La posibilidad de evitar la
venganza o el acotamiento del poder punitivo, para que el sistema penal no se
transforme él mismo en un factor generador de crímenes contra la humanidad, no
son elementos suficientes para prevenir las futuras matanzas ni puede ser el
único objetivo que justifique la existencia de un Derecho penal internacional.
Es indudable que el capitalismo
ha coadyuvado decisivamente a la perpetración de este tipo de delitos con su
impronta de apropiación constante y unilateral de recursos de todo tipo, de
voracidad impiadosa y de violencia infinita.
Pero también durante la
modernidad encontramos genocidios o crímenes contra la humanidad en sistemas de
gobierno no capitalistas (el caso de Camboya y el de la antigua Unión Soviética
constituyen dos buenos ejemplos en ese sentido), por lo que la cuestión no
parece explicarse fácilmente apelando a categorías ideológicas tradicionales,
sino a una permanente disputa por el discurso, por la cultura, por alcanzar
formas de reorganización de las relaciones sociales, generalmente por parte de
grupos hegemónicos débiles que buscan reafirmar su poder antidemocrático
mediante la creación de un chivo
expiatorio y su posterior exterminio[6].
Más aún, si aceptamos que
cualquier tipo de organización social antidemocrática es una condición de
probabilidad cierta de un genocidio, con mayor razón deberíamos tender hacia
formas pacíficas de convivencia porque, de lo contrario, cualquier estrategia
preventiva que no tome en cuenta la necesidad de mayor democracia podría
resultar inviable frente a rebrotes políticos autoritarios.

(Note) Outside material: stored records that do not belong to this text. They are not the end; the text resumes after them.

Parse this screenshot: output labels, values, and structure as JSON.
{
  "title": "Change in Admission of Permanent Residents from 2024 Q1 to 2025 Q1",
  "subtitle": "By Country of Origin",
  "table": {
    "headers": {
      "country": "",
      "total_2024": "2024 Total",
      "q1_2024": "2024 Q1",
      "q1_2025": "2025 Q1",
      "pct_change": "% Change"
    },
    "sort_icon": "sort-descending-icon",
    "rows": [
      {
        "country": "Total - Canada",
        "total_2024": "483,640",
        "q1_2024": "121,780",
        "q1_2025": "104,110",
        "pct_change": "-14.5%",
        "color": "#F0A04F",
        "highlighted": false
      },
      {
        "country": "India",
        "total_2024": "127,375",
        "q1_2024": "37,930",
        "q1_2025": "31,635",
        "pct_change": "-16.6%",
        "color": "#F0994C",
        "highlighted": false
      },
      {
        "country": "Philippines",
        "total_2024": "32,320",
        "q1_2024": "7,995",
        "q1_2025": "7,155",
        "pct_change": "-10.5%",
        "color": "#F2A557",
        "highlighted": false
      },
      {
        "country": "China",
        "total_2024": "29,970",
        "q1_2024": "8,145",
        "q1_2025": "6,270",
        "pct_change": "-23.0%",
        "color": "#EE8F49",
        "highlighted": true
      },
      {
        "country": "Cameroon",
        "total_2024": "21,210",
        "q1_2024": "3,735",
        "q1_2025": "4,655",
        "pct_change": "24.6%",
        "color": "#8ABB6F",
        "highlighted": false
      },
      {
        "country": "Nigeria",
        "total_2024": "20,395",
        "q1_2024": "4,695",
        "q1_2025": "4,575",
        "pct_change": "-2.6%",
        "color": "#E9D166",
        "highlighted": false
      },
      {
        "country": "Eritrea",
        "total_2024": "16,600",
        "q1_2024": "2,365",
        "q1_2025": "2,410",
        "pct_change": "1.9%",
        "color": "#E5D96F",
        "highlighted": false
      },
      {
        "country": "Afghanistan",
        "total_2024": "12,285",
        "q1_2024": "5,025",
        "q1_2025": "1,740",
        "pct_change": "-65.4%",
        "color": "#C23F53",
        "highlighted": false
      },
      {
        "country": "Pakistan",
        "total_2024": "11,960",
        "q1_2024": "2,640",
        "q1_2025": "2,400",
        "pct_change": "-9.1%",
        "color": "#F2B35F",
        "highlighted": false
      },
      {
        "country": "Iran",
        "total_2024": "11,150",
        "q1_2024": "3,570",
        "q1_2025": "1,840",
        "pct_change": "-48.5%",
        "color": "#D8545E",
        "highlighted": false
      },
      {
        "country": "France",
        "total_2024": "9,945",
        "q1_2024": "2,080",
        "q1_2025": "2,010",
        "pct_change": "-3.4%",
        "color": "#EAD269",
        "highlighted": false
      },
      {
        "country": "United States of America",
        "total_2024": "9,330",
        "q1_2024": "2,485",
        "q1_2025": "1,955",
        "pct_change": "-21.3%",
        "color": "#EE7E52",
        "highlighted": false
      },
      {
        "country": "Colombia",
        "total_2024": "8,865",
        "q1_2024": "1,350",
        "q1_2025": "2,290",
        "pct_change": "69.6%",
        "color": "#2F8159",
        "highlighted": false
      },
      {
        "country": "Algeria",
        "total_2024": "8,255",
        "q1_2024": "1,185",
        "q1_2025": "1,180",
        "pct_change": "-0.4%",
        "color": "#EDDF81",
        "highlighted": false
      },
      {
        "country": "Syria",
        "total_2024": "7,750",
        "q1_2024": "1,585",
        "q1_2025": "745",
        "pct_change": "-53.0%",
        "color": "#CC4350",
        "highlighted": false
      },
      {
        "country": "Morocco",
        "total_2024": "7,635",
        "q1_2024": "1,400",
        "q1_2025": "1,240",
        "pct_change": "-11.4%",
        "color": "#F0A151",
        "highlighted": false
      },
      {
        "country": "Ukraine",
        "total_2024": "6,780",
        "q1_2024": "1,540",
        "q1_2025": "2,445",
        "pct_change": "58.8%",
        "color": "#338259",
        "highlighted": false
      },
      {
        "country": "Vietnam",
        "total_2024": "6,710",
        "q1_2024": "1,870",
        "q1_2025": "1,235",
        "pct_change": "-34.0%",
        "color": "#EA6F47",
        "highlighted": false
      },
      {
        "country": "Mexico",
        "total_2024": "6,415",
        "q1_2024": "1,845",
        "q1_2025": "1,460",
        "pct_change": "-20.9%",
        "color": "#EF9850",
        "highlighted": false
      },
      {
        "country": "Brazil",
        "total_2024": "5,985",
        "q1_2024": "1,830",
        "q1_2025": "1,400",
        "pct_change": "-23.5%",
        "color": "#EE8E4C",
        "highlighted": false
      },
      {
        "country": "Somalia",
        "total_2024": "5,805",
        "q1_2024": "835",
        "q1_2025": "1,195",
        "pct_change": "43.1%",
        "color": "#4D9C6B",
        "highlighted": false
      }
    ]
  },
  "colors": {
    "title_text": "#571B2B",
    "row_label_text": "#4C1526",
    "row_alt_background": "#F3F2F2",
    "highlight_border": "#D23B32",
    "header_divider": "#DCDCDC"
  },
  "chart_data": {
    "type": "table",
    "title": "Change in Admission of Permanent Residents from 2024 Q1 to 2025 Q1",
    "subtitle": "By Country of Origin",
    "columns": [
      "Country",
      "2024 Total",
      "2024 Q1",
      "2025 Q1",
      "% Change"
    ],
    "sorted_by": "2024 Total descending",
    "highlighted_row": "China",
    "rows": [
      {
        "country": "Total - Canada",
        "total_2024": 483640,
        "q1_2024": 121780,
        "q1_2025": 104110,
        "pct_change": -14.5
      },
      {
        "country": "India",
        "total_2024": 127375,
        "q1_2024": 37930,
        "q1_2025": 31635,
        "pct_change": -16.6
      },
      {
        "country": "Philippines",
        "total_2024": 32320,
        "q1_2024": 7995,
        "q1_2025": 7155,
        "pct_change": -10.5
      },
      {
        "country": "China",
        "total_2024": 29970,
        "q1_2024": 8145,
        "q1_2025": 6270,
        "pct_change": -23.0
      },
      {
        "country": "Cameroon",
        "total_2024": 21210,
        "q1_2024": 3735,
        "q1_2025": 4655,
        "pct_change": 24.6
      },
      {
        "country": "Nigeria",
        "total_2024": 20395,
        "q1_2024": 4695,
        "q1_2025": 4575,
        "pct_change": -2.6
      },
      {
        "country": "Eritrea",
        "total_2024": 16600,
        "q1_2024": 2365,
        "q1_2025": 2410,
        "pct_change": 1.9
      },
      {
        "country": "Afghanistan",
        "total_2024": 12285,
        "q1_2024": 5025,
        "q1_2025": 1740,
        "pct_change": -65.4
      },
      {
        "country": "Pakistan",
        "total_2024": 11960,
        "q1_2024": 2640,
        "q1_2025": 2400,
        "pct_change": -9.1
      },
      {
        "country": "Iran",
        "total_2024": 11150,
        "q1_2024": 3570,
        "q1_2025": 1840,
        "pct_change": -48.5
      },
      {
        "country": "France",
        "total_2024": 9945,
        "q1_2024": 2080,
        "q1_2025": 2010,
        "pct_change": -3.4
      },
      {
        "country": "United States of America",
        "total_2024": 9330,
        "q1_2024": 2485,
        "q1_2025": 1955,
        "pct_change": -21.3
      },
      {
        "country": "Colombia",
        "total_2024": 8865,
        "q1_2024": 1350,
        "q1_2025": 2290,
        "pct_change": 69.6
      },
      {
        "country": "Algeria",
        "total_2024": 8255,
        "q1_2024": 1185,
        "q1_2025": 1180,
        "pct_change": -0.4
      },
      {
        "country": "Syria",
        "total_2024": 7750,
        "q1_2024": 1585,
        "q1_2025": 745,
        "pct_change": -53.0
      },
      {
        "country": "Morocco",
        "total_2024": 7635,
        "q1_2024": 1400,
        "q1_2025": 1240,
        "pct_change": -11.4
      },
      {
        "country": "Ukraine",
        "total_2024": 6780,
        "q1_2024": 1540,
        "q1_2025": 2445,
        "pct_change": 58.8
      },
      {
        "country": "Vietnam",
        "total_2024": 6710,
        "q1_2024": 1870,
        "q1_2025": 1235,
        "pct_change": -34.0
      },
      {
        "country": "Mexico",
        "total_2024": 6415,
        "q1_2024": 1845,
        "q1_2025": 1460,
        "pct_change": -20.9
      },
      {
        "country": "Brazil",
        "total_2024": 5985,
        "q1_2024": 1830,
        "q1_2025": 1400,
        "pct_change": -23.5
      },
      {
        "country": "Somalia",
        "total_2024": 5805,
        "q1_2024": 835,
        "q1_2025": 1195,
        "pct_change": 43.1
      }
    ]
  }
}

Todo lo que logremos avanzar en
dirección a un Derecho penal mínimo, caracterizado por una disminución de todas
las formas de violencia en nuestra cotidianeidad (incluida, claro está, y muy
especialmente, la violencia institucional),
debería influir en la obtención de formas distintas de resolución de los
conflictos a nivel internacional.
El genocidio puede explicarse de
muy distintas formas. Pero cualquiera de ellas debería incluir su condición
cultural, su particularidad de ser el producto de una tecnología de poder, que en algún momento de la historia sintetiza
la agudización de contradicciones tan potentes como la desconfianza, la
intolerancia, el miedo y los prejuicios que el
otro nos genera.
El otro, visualizado de esa
manera como una síntesis de los riesgos y peligros que habrían de amenazarnos,
y un unidimensionalismo cultural autoritario, son algunos de los elementos que
tienen la suficiente envergadura como para ser el germen de las más terribles
expresiones de la violencia colectiva.
La batalla cultural por la
desarticulación de estas lógicas castrenses nos incumbe, directamente, a los
penalistas y criminólogos, que durante siglos fuimos portadores de la creencia
de que profesábamos una disciplina neutral y ascética.
En suma, se ha postulado al
respecto: “Desde la actitud de compromiso se objeta que el saber penal nada
puede hacer frente a las decisiones del poder, por lo que es preferible
refugiarse en el compromiso supuestamente pragmático. Esta objeción subestima
el poder del discurso, que es precisamente el que los juristas no deben ceder.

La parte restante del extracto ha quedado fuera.